Suncor is one of two of the biggest players in Alberta’s oil sands with around a 50 percent share of the oil sands; Syncrude is the other. The company extracts, upgrades and markets feedstock and diesel fuel, has a natural gas operation throughout Western Canada, operates a refining and marketing business in Ontario under the Sunoco brand, and has a downstream retail operation in Colorado and Wyoming under the Phillips 66 brand.
A real bonus for Suncor is that its oil sands operation is already in production near the oil boomtown of Fort McMurray in Northern Alberta. Figures released by the company in early February stated that January production had averaged 245,000 barrels per day (bpd); currently Suncor is targeting annual production of between 275,000 bpd and 300,000 bpd for 2008. That’s by no means the end of it. Suncor intends to go much further and has a capital plan to invest a further $20.6bn in the oil sands with a view of producing 550,000 bpd by 2012. “Our long term growth strategy called for us to double our business and now, with the Board’s support, we’re constructing an expansion project that is thoroughly planned and engineered,” said Rick George, Suncor’s president and CEO.“ Over ten percent of the investment has already been spent on engineering work and fabrication of vessels.
It’s not all easy money though. There are challenges. The environment is an increasing issue in the Alberta oil sands. Its very appearance has detracted it globally and getting the oil from the sands is not exactly a clean process right now, although there are possibly long-term alternatives to the massive use of water. “The years of pre-work leading up to this point will also help us deliver another commitment to our stakeholders — that we would work to ensure all future growth is completed in a safe, reliable and environmentally responsible manner,” said George. There is also an environmental level of uncertainty because of Suncor’s large final emitter (LFE) tag. There is a lack of harmonization between federal and provincial governments over emissions meaning that Suncor has to go move forward on its own hoping its going to be right or near to it.

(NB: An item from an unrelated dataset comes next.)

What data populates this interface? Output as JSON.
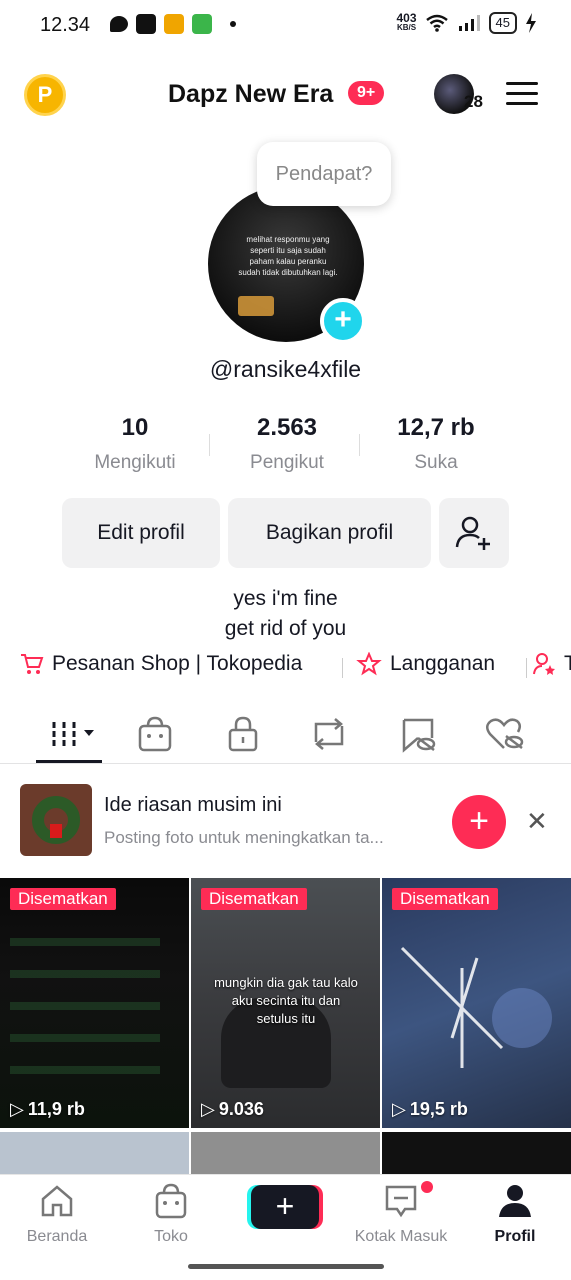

Then there’s the cost issue. In boomtown Alberta for the last few years, costs have been spiraling as human resources and construction costs have soared. The high value of the Canadian dollar, currently nearly two percent over par with its U.S. counterpart has also eroded the Canadian advantage. However, bad economic news could be good news for long-term investment in the oil sands as with a general decline in Canadian economic activity being reported those construction and human resources will be more plentiful and perhaps cheaper. Then we have the royalties to the Province of Alberta issue. Under much controversy, Alberta Premier Ed Stelmach’s government has recently overhauled the royalty program. Some say the province doesn’t get enough, others that it’s too much. Whatever the opinion, it’s done and dusted, unless by some unlikely event the Progressive Conservatives lose power in today’s provincial election. In the oil sands, Suncor was under a separate contractual agreement but nevertheless the company recently agreed to come into line with the new government scheme, essentially agreeing to pay an additional maximum 20 percent to the provincial government from 2010.